My, I was talkative in September, wasn't I?
Had a better week and (no coincidence) a more productive one.
I know my main concern in editing Scylla and Charybdis will be amping the tension through the sections where the primary thing my narrator is doing is exploring. There are currently long descriptive / narrative passages - all with purpose, but I don't think they make the reader worry about what happens next, though I hope they're interesting enough to draw along with curiosity. I'm currently working on a scene where she's ambushed in the street - hurrah, action! - and realized I have to explain why her young escort would leave her in a neighborhood like this. So that will have to go in the next scene.
I am inching closer to the climactic scenes in Journal. I've done a fair amount of cutting in recent pages - not large sections, but unnecessary sentences. Some of them weren't even lined out when I made my markings, but in reading back I decided they were fluff. I'm very curious to get to the end and do a word count comparison. I may come out slightly shorter than the first draft despite several additions throughout, which to my mind is a good thing.
I'm about two and a half thousand words into my new short story. I've decided to relax and let it be whatever length it wants to be, which is probably going to be novella.

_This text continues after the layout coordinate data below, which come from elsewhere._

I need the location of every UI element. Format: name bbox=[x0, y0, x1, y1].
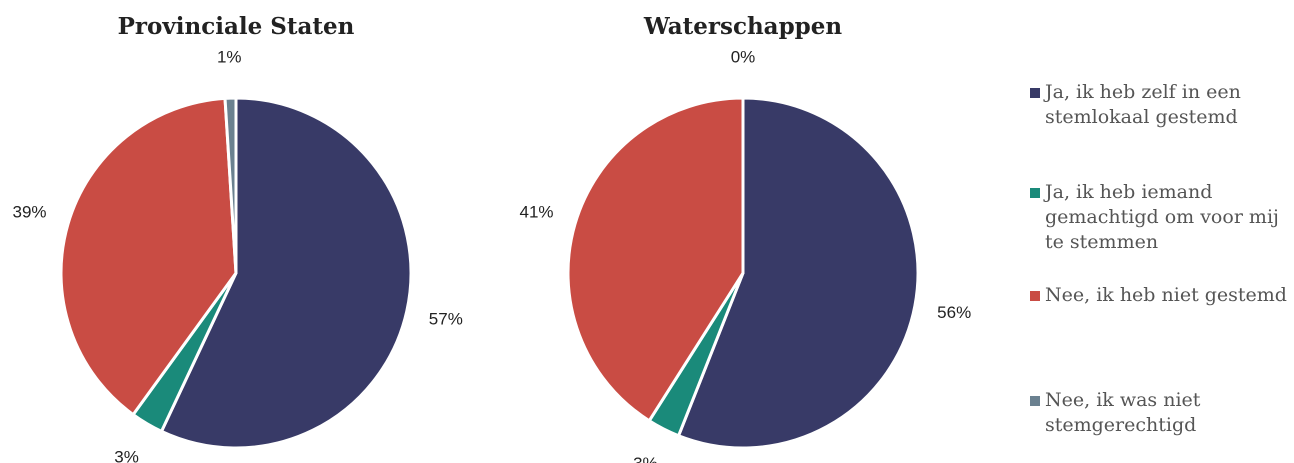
pie-slice bbox=[59, 96, 238, 417]
chart-title: Waterschappen bbox=[643, 13, 842, 40]
legend-label: Nee, ik was niet stemgerechtigd bbox=[1045, 389, 1201, 436]
data-label: 1% bbox=[217, 48, 242, 67]
legend-item: Ja, ik heb zelf in een stemlokaal gestem… bbox=[1030, 80, 1292, 130]
data-label: 39% bbox=[13, 203, 47, 222]
pie-slice bbox=[159, 96, 413, 450]
legend-swatch bbox=[1030, 396, 1040, 406]
legend-item: Ja, ik heb iemand gemachtigd om voor mij… bbox=[1030, 180, 1292, 255]
data-label: 3% bbox=[633, 454, 658, 463]
data-label: 57% bbox=[429, 309, 463, 328]
pie-slice bbox=[676, 96, 920, 450]
pie-slice bbox=[566, 96, 745, 423]
legend-swatch bbox=[1030, 88, 1040, 98]
data-label: 3% bbox=[114, 448, 139, 463]
data-label: 56% bbox=[937, 303, 971, 322]
legend-swatch bbox=[1030, 291, 1040, 301]
legend-label: Nee, ik heb niet gestemd bbox=[1045, 284, 1287, 306]
legend-label: Ja, ik heb zelf in een stemlokaal gestem… bbox=[1045, 81, 1241, 128]
data-label: 41% bbox=[520, 203, 554, 222]
legend-item: Nee, ik heb niet gestemd bbox=[1030, 283, 1292, 308]
legend-label: Ja, ik heb iemand gemachtigd om voor mij… bbox=[1045, 181, 1279, 253]
data-label: 0% bbox=[731, 47, 756, 66]
pie-slice bbox=[223, 96, 238, 274]
legend-swatch bbox=[1030, 188, 1040, 198]
legend-item: Nee, ik was niet stemgerechtigd bbox=[1030, 388, 1292, 438]
chart-title: Provinciale Staten bbox=[118, 13, 355, 40]
charts: Provinciale Staten 57% 3% 39% 1% Waterschappe… bbox=[13, 13, 972, 463]
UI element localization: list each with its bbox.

There's a lot of world exploration here, but I really wanted to immerse the reader in the setting and the characters. I'm particularly proud of how I managed to imply the glove-wearing custom of the Seventeen Seas - it's pretty universal among all "civilized" cultures, just like you'd wear a shirt in public - without saying much direct about it. Getting the "loud piety" into the dialogue is tricky because my brain doesn't work that way.

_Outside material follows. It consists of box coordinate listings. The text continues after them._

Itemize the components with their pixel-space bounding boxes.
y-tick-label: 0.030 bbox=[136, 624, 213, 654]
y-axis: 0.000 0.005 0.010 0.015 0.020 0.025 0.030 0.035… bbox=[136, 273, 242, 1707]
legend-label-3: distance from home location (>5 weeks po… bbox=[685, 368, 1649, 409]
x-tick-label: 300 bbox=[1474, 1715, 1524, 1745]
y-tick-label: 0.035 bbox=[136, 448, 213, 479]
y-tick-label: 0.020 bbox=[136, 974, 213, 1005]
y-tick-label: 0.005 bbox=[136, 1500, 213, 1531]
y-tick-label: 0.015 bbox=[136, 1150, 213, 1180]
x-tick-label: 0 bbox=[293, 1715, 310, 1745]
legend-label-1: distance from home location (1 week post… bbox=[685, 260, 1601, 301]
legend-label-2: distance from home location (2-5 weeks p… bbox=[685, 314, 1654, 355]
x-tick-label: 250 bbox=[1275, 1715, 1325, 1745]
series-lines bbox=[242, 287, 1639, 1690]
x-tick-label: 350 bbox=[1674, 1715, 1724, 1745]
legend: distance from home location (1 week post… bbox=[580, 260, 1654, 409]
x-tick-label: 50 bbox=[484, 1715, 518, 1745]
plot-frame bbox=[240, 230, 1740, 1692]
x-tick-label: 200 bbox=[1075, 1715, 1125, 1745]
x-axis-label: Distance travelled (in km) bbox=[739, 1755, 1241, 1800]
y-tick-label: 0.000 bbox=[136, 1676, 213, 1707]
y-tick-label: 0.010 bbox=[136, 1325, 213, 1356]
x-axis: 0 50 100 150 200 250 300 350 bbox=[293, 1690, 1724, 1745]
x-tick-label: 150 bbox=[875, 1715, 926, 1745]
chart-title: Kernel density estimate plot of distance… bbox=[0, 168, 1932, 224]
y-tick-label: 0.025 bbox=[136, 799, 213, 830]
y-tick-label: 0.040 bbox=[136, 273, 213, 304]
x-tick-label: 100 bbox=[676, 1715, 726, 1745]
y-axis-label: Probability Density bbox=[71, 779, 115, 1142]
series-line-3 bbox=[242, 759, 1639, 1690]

Here's a quick flash of description from the story that I'm proud of. It hopefully tells a bit about the city, the character and his homeland:
The press of people on the cobbled streets was light, but the buildings - sandstone and pale green limestone, an earthy dappling of color - made him feel claustrophobic, even though few were over two stories high. He missed the clear line of sight afforded by Calathinyan roofways. The streets were well-maintained, the walls splashed with vibrant murals of gods, country scenes and optical illusions, but he always felt as if he were pacing a rabbit's warren until the avenues broadened into a courtyard or agora.